A high p-value (> 0.05) here is good news—it suggests the series is stationary. A low p-value means you reject the null and must conclude the series is non-stationary. This yin-and-yang relationship with ADF is why we use them together.

from statsmodels.tsa.stattools import kpss

# Test our random walk with KPSS
kpss_result_walk = kpss(random_walk, regression='c') # 'c' for constant (level) stationarity
print(f'KPSS Statistic (Random Walk): {kpss_result_walk[0]}')
print(f'p-value (Random Walk): {kpss_result_walk[1]}')

# Output will likely show a high test statistic and a tiny p-value (< 0.05)
# Conclusion: Reject the null -> series is non-stationary. Correct!

# Test our white noise with KPSS
kpss_result_noise = kpss(white_noise, regression='c')
print(f'\nKPSS Statistic (White Noise): {kpss_result_noise[0]}')
print(f'p-value (White Noise): {kpss_result_noise[1]}')

# Output will likely show a low test statistic and a high p-value (> 0.05)
# Conclusion: Fail to reject null -> series is stationary. Correct!

The Grand Unified Theory: Interpreting ADF and KPSS Together

This is where it gets truly useful. You run both tests and compare the results like a detective reconciling two witness statements. The combined verdict is your answer.

ADF (p-value)KPSS (p-value)Conclusion
< 0.05 (Reject Null)> 0.05 (Fail to Reject Null)Stationary. Both tests agree. Go forth and model.
> 0.05 (Fail to Reject Null)< 0.05 (Reject Null)Non-Stationary. Both tests agree. You need to difference the data.
< 0.05 (Reject Null)< 0.05 (Reject Null)Difference Stationary. The ADF says no unit root, but KPSS says it’s not trend-stationary. Differencing the series will likely make it fully stationary.
> 0.05 (Fail to Reject Null)> 0.05 (Fail to Reject Null)Trend Stationary. The series has a deterministic trend (not a stochastic unit root). You should de-trend it first, rather than difference it.
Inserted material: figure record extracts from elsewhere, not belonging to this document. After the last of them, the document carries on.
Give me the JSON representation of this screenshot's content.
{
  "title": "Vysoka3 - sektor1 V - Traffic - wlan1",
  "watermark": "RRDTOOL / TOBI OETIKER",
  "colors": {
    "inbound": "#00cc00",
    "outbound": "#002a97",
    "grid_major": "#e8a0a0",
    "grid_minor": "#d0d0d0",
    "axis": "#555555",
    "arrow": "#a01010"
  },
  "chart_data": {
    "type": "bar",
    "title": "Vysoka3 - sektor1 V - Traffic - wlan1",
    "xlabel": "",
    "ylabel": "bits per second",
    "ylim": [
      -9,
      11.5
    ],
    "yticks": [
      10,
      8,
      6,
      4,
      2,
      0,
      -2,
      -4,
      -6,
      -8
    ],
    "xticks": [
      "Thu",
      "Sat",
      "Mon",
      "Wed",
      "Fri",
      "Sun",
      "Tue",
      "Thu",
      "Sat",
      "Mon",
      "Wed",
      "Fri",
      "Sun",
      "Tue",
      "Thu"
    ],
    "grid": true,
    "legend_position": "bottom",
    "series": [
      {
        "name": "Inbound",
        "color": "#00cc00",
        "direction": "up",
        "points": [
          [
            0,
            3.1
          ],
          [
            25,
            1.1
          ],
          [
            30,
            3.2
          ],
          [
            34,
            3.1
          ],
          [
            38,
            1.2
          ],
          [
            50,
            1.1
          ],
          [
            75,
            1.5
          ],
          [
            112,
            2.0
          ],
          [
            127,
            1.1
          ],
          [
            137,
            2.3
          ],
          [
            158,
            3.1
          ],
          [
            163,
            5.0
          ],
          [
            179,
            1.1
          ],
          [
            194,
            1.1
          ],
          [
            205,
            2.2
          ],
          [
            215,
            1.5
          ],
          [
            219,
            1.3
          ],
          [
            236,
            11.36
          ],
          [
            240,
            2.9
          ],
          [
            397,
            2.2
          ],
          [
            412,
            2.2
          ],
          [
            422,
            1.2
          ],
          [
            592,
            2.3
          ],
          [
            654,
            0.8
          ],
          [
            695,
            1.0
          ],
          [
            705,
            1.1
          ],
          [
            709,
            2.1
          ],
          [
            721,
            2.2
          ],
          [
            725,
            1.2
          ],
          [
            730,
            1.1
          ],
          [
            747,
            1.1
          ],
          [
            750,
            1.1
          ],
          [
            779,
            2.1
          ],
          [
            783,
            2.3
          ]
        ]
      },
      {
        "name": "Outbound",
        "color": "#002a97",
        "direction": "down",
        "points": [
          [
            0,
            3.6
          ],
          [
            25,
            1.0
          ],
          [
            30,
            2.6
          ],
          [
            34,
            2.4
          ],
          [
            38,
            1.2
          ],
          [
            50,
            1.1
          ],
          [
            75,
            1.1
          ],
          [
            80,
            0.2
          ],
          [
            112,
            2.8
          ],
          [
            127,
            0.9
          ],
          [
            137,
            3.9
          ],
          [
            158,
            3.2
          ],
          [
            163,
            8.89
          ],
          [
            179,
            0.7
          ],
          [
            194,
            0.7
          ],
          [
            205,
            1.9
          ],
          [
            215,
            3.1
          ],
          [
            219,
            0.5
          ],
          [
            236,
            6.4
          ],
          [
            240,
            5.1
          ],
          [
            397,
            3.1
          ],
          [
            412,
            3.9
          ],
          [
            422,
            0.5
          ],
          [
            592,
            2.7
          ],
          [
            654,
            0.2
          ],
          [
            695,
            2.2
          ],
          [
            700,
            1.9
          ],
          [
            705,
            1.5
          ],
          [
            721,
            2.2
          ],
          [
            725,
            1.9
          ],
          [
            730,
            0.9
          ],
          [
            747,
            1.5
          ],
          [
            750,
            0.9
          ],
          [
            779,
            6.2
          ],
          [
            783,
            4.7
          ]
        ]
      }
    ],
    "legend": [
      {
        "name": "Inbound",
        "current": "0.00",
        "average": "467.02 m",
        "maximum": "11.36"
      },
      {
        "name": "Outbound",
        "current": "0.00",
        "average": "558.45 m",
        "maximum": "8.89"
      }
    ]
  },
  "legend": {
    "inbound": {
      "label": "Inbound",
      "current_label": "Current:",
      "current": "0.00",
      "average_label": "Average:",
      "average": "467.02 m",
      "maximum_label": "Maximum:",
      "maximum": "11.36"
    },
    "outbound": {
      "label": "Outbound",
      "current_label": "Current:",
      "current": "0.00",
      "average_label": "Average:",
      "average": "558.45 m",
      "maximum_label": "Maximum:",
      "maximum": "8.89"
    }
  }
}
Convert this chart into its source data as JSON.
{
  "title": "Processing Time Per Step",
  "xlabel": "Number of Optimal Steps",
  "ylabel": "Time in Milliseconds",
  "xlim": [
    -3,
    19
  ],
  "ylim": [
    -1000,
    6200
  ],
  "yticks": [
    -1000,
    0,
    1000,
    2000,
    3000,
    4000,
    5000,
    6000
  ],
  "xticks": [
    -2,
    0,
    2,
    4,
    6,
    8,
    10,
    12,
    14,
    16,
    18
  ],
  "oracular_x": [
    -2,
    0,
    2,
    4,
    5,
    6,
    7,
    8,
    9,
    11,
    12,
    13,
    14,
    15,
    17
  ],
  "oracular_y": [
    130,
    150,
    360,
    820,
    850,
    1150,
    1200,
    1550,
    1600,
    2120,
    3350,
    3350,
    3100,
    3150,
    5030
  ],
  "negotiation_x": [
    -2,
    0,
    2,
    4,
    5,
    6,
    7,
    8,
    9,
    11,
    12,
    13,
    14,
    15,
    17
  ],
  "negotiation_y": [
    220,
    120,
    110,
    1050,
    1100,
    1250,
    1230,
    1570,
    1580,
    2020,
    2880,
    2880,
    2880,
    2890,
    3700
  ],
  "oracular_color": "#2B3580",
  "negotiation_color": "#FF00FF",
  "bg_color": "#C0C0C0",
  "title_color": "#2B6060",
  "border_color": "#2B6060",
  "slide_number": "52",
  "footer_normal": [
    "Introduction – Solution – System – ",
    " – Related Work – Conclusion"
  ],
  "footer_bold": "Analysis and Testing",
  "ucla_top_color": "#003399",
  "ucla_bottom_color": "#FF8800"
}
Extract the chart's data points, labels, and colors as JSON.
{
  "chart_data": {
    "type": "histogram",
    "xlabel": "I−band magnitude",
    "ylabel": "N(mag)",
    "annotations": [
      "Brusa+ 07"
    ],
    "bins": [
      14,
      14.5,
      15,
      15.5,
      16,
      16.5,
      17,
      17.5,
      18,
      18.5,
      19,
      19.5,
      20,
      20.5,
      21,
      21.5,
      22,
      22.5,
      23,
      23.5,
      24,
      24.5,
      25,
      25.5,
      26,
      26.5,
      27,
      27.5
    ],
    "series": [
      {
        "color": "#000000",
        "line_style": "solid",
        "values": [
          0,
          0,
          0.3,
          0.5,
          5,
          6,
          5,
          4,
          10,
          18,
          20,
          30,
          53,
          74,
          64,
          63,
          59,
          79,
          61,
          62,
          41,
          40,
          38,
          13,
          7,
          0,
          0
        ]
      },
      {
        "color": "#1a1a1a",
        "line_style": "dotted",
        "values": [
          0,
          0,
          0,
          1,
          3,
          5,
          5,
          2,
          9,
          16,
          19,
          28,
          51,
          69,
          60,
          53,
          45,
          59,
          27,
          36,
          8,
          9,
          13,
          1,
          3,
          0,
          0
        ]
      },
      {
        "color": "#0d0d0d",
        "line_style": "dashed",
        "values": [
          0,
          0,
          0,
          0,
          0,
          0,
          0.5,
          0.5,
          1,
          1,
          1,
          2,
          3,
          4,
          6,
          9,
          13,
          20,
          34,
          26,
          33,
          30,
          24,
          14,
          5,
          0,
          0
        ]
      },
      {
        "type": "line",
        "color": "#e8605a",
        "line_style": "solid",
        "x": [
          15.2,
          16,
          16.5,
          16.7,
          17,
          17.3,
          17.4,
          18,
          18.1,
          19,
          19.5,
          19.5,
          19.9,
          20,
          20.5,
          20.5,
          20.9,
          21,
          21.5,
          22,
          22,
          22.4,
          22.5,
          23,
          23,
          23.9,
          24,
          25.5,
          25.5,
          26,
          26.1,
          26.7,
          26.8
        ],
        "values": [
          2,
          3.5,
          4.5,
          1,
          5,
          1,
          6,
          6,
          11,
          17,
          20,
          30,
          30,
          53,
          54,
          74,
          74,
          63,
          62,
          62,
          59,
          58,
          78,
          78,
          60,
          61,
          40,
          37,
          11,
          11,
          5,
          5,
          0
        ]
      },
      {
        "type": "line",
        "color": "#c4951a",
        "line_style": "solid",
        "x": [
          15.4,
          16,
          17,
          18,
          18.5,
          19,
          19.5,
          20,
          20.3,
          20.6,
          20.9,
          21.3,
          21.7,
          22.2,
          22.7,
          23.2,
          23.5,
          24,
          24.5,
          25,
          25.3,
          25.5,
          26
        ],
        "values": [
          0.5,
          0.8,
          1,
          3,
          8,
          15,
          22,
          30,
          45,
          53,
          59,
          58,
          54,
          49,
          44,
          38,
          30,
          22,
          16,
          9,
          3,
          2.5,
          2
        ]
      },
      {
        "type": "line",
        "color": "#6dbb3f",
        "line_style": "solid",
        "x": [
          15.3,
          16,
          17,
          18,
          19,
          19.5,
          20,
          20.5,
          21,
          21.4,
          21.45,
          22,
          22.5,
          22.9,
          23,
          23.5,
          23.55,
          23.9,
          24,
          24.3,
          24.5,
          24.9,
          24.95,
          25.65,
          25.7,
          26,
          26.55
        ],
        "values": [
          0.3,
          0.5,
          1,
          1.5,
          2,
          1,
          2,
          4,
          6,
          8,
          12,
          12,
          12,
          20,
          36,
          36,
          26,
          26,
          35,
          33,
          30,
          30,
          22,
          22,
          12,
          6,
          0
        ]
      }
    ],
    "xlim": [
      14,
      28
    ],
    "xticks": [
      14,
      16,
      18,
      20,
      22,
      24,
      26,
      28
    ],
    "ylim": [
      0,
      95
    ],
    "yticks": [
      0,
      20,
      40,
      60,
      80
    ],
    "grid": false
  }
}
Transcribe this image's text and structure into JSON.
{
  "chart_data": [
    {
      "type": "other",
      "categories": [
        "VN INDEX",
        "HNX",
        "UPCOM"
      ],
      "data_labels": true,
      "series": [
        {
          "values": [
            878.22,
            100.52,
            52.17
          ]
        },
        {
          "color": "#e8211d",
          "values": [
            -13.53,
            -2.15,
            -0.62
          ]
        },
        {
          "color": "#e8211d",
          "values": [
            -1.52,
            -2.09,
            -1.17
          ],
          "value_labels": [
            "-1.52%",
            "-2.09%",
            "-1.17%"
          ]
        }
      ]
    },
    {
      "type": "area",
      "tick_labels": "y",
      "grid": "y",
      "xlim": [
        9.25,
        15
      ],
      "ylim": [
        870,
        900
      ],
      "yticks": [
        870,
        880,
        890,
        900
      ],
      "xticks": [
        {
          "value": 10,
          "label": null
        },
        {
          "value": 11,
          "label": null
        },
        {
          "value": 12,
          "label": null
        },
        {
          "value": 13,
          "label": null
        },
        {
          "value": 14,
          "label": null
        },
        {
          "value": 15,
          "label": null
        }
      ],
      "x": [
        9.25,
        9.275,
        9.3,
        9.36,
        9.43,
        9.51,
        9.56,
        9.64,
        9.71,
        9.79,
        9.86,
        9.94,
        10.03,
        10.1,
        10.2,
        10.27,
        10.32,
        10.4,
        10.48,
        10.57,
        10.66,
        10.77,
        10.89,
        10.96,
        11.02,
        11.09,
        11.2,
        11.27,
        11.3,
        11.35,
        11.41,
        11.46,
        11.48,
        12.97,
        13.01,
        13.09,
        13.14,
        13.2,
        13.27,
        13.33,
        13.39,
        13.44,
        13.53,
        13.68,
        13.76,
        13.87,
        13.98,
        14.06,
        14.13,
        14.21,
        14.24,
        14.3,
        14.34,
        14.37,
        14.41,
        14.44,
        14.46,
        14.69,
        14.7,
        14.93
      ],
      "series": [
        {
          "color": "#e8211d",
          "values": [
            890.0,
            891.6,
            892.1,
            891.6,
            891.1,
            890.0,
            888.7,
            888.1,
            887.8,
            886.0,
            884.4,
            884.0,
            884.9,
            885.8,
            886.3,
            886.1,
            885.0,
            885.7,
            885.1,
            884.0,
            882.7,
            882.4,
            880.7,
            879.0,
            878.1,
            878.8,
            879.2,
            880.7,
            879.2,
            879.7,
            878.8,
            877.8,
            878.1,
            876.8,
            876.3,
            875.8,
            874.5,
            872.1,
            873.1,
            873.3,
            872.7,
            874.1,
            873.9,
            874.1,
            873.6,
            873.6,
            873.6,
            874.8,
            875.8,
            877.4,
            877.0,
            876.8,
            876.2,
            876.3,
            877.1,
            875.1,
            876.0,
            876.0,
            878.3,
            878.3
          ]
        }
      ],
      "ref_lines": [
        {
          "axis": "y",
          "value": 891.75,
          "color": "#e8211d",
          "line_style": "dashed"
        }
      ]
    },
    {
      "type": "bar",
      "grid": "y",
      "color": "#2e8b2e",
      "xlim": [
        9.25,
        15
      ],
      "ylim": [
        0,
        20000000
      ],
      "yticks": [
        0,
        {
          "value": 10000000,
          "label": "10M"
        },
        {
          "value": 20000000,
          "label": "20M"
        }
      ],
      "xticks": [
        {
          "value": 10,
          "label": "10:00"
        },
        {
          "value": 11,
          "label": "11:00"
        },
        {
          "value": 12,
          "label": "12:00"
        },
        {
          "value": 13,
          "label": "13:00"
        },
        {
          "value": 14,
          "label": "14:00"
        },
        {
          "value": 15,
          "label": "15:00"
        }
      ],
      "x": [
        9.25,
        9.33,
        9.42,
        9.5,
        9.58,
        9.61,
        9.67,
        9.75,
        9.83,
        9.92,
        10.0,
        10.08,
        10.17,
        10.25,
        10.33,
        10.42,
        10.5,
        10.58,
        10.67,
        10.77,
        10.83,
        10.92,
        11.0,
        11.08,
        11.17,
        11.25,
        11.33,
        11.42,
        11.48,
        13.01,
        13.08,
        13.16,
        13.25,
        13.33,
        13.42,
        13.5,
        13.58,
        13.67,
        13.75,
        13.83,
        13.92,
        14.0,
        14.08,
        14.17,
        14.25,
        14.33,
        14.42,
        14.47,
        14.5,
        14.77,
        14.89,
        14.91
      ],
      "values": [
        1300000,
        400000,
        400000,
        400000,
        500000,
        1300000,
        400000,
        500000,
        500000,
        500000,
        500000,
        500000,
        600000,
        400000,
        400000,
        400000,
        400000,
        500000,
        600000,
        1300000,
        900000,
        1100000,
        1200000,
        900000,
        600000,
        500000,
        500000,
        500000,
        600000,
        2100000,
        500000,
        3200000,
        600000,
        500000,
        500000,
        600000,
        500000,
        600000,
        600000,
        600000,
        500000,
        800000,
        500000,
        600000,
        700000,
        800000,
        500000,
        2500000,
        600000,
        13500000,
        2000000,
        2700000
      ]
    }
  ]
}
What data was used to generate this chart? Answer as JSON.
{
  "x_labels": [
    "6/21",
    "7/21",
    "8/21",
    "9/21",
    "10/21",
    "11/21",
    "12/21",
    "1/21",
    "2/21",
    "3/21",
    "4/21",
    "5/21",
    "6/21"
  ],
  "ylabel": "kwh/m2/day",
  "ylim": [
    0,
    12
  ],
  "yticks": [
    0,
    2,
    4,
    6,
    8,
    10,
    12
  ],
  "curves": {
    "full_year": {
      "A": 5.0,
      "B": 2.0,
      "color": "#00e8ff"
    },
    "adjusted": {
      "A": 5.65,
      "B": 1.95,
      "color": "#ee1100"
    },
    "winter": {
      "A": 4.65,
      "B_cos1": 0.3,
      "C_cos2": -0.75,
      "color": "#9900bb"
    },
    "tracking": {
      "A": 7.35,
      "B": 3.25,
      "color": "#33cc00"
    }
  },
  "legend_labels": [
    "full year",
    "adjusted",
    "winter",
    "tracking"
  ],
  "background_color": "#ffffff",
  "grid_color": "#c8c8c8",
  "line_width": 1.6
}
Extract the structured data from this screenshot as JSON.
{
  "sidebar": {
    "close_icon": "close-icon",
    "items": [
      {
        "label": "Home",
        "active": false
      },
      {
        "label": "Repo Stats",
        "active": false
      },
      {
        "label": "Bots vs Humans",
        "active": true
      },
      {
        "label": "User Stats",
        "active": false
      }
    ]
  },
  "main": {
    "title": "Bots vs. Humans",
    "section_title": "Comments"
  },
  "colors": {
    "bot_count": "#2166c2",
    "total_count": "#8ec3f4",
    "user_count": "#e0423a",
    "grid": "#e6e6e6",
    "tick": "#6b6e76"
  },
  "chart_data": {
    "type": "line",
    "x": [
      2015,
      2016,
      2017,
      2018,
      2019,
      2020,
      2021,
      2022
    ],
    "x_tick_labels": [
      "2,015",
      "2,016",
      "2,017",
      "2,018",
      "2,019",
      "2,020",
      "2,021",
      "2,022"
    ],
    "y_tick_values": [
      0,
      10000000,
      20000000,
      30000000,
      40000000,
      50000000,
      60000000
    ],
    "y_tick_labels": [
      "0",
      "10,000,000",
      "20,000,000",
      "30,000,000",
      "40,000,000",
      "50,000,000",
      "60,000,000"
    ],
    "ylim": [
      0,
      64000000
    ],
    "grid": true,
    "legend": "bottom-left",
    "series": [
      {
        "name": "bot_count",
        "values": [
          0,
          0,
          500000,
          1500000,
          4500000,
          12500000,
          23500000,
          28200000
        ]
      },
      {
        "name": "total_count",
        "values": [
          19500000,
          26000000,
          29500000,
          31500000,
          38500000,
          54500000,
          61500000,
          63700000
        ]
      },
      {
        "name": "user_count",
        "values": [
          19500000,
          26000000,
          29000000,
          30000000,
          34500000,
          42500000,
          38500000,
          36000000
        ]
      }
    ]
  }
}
The third case is the most common “disagreement” and is actually incredibly helpful. It tells you the series isn’t a random walk, but it still has some unwanted structure that differencing will clean up.

Best Practices and Pitfalls

  1. Always Specify the Regression: For KPSS, you must choose regression='c' (for constant/level) or regression='ct' (for constant and trend). If your data visually has a clear trend, use 'ct'. If you’re not sure, try both. Using 'c' on a trended series will give you a false non-stationary result.
  2. Check Those Critical Values: The ADF statistic must be more negative than the critical value at your chosen significance level (usually 5%) to reject the null. Don’t just rely on the p-value; look at the full output.
  3. It’s Not Magic: These tests have limited power, especially on short series. They can struggle with complex seasonality or multiple structural breaks. Your eyes on a plot are still a vital tool.
  4. The Goal is Modeling, Not Testing: Don’t get obsessed with achieving perfect stationarity according to the tests. The real question is: does making the series stationary improve your model’s forecasting performance? Sometimes slightly non-stationary residuals are acceptable if the predictions are accurate and well-behaved. The test is a means to an end, not the end itself.